The resulting cells are mainly polyfunctional T cells (95% ± 1%) co-expressing INF-γ, TNFα and Granzyme B. The activated T cells generated from HLA-A2+ patient exhibited greater cytotoxic activity to the HLA-A2+ HCC cells than to the HLA-A2- HCC cells. Up to date, 138 HCC patients have received "Smart T" treatments. No toxicity was observed. After 3 cycles of "Smart T" treatments, we have detected a significant increase of CD8+CD107a+ T cells (p = 0.0082), effector T cells (p = 0.0013) and central memory T cells (p = 0.0038) in the patients' PBMCs as well as a significant decrease of regulatory T cells (p = 0.0015). Specific proliferation and IFN-γ production of T cells stimulated by HCC- antigens pool was also detected in the HCC patients' PBMCs as compared to irrelevant antigen stimulation (Figure 1).

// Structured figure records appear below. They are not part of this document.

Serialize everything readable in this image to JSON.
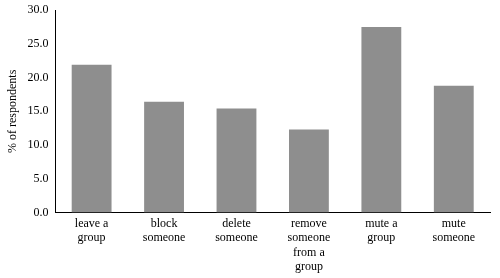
{
  "chart_data": {
    "type": "bar",
    "ylabel": "% of respondents",
    "categories": [
      "leave a group",
      "block someone",
      "delete someone",
      "remove someone from a group",
      "mute a group",
      "mute someone"
    ],
    "values": [
      21.9,
      16.4,
      15.4,
      12.3,
      27.5,
      18.8
    ],
    "color": "#8e8e8e",
    "ylim": [
      0,
      30
    ],
    "yticks": [
      {
        "value": 0,
        "label": "0.0"
      },
      {
        "value": 5,
        "label": "5.0"
      },
      {
        "value": 10,
        "label": "10.0"
      },
      {
        "value": 15,
        "label": "15.0"
      },
      {
        "value": 20,
        "label": "20.0"
      },
      {
        "value": 25,
        "label": "25.0"
      },
      {
        "value": 30,
        "label": "30.0"
      }
    ],
    "grid": false
  }
}
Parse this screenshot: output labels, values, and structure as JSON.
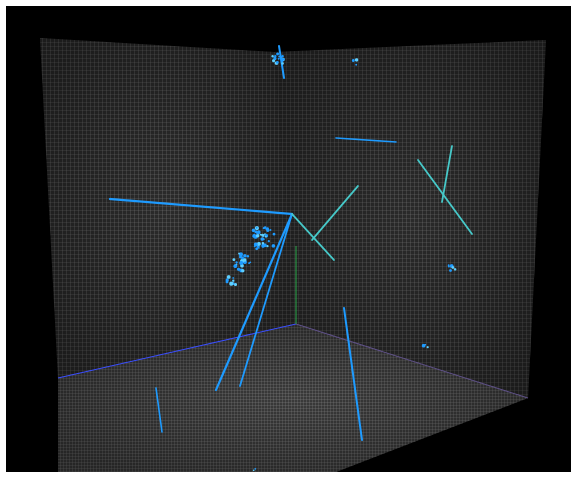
{
  "scene": {
    "background_color": "#000000",
    "grid_color": "#8a8a8a",
    "panel_color": "#3a3a3a",
    "track_color": "#1e9bff",
    "track_highlight_color": "#5fd0ff",
    "track_alt_color": "#46c9c9",
    "axis_x_color": "#3b4fff",
    "axis_y_color": "#2aa84a",
    "axis_z_color": "#6b5a9e"
  }
}
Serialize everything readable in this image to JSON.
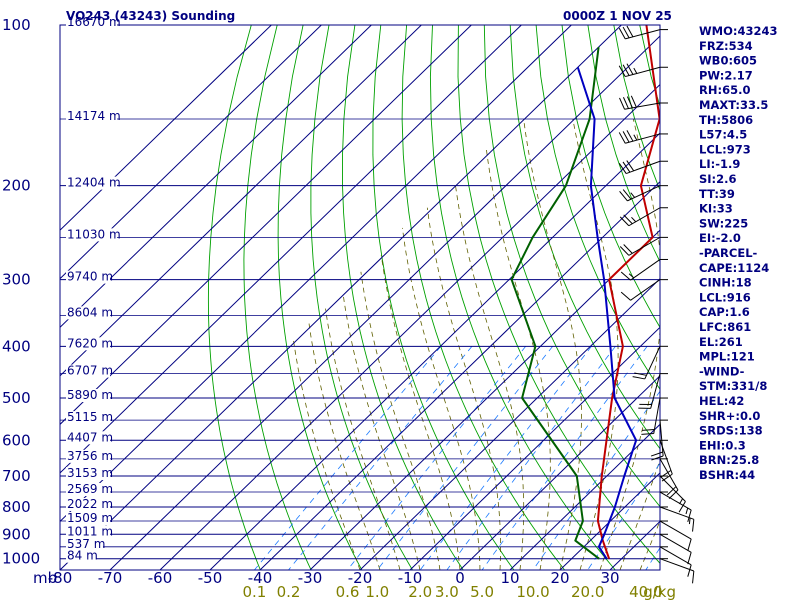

Moreover, the IFN-γ ELISPOT assay (Figure 2) demonstrated specific responses in patients against each kind of peptides, most of them responded to carcinoembryonic antigen (CEA), survivin, vascular endothelial growth factor receptor (VEGFR), alpha fetoprotein (AFP), glypican-3 (GPC3), HBV core antigen and HBV DNA polymerase. A retrospectively clinical analysis revealed that after multiple "Smart T" treatments, the recurrence and metastasis incidence in one year was low to 10% in the patients with B stage of HCC (n = 10), compared to B stage HCC patients without "Smart T" treatment (n = 14, recurrence and metastasis incidence: 71%, p = 0.005, analyzed by Fisher's exact 2-sided test).

Conclusion

Our study, for the first time, demonstrates tumor antigens specific T cell responses can be robustly raised in HCC patients after Smart T treatment, and provides a safe treatment which may improve the immunologic function and clinical outcome of the HCC patients.

Consent

Written informed consent was obtained from the patient for publication of this abstract and any accompanying images. A copy of the written consent is available for review by the Editor of this journal.